October 28, 2024 -- Theorists at the Max Planck Institute of Quantum Optics have made a significant stride in the field of quantum computing. Their research addresses a long-standing question: can quantum computers really outperform classical computers in solving complex problems, despite the presence of errors? In a new study focusing on analogue quantum simulators – specialised quantum devices used to mimic physical systems – the researchers could show precisely that: quantum simulators can remain stable and provide accurate results, even when subjected to errors. This finding is groundbreaking as it suggests that practical quantum advantage, where quantum computers outscore classical ones, may be within reach sooner than previously thought. The work was recently published in Nature Communications.

While some quantum hardware platforms are not yet capable of fully fault-tolerant quantum computation, they can be used as analogue quantum simulators to solve many-body problems. These simulators work by mimicking a target Hamiltonian, a mathematical representation of the energy in a system, by an experimentally controllable quantum system.

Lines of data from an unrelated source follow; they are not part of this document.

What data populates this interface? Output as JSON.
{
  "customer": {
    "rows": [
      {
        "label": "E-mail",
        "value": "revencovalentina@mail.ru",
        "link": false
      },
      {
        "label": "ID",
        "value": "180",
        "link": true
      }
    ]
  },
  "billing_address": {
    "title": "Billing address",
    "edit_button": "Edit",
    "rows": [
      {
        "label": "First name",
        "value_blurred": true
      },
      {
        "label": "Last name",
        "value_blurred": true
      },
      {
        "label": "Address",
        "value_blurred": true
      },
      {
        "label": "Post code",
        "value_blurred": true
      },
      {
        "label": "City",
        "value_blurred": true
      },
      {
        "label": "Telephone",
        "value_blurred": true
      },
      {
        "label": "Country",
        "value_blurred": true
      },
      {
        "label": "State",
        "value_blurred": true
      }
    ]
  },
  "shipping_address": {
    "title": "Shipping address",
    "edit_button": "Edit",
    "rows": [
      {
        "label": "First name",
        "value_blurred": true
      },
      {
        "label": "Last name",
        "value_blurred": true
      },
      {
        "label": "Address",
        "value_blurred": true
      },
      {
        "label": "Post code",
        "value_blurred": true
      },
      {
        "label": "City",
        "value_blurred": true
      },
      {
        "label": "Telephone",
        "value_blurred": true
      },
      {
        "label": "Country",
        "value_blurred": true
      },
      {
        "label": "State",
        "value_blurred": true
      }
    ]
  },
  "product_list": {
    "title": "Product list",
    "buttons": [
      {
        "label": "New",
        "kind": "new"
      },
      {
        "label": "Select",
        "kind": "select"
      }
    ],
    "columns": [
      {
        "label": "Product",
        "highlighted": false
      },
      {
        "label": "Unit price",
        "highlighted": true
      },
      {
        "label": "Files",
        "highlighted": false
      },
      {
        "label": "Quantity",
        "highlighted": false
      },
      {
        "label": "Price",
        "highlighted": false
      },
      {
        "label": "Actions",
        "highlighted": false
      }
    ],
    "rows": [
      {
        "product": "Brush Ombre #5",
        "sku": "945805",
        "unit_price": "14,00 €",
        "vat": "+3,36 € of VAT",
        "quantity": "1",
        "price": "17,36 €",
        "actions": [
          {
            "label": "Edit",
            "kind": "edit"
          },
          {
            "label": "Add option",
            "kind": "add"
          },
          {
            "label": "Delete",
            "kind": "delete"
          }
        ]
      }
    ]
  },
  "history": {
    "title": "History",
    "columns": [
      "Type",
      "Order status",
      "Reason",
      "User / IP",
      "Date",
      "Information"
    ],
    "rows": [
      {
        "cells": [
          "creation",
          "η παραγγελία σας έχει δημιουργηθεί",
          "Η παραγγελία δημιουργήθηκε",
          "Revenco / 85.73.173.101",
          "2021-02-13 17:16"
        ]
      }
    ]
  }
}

One of the key challenges with quantum simulators has been dealing with errors – imperfections in the system caused, for example, by decoherence, atomic losses or changes in the energy levels of the atom – which can lead to inaccurate results. Unlike fully fault-tolerant quantum computers, which are still theoretical, analogue quantum simulators have no error-correcting mechanisms. This has raised concerns about their reliability and the extent to which they can outperform classical computers – and achieve a quantum advantage.

A group of three theorists at MPQ, Rahul Trivedi, Ignacio Cirac and Adrian Franco Rubio, have now addressed this issue by developing a new framework for analysing the stability of quantum simulators in the presence of errors. Traditionally, the workaround for noise is to create error correction codes that store information redundantly in more qubits than would be required on a noiseless device, thus counteracting the effects of noise. But here, the researchers take a different approach by identifying a system-size independent measure of stability in both Gaussian fermion models and quantum spin systems. Remarkably, they found that these models, including those with long-range correlations that were typically thought to be sensitive to disturbances, can remain stable. This stability allows the quantum simulator to accurately compute physical properties, such as those at the thermodynamic limit, without the need for explicit error correction.

In addition to this inherent robustness to system errors, the team also explored the potential for quantum advantage – the point at which quantum simulators can solve problems more efficiently than classical algorithms. By analysing the computational effort required to achieve a given accuracy in the thermodynamic limit, they found that quantum simulators could indeed provide superpolynomial to exponential speedups over classical methods. This is particularly true for many-body problems, where classical approaches become infeasible as ever higher precision is required.

Rahul Trivedi, research group leader in the division of Ignacio Cirac and one of the lead authors, commented on the findings: "Our work shows that even with the presence of errors, which are inevitable in current quantum computing hardware, we can still achieve reliable results. This paves the way for a practical quantum advantage in the near future, where quantum devices can solve real-world problems that classical computers cannot."

The implications of these new results could affect almost all problems in many-body physics, including problems in condensed matter physics, in high-energy physics such as lattice gauge theory, or in quantum optics, to name but a few. The insight that analogue simulators remain stable in the presence of errors suggests that they are already suitable as computational devices to solve complex many body problems that are evident in many areas of physics. Furthermore, any new technological advances in the noise rates of quantum simulators would further improve their precision at a rate that classical computers will find hard to keep up with, potentially leading to a quantum advantage in the near future, the scientists predict.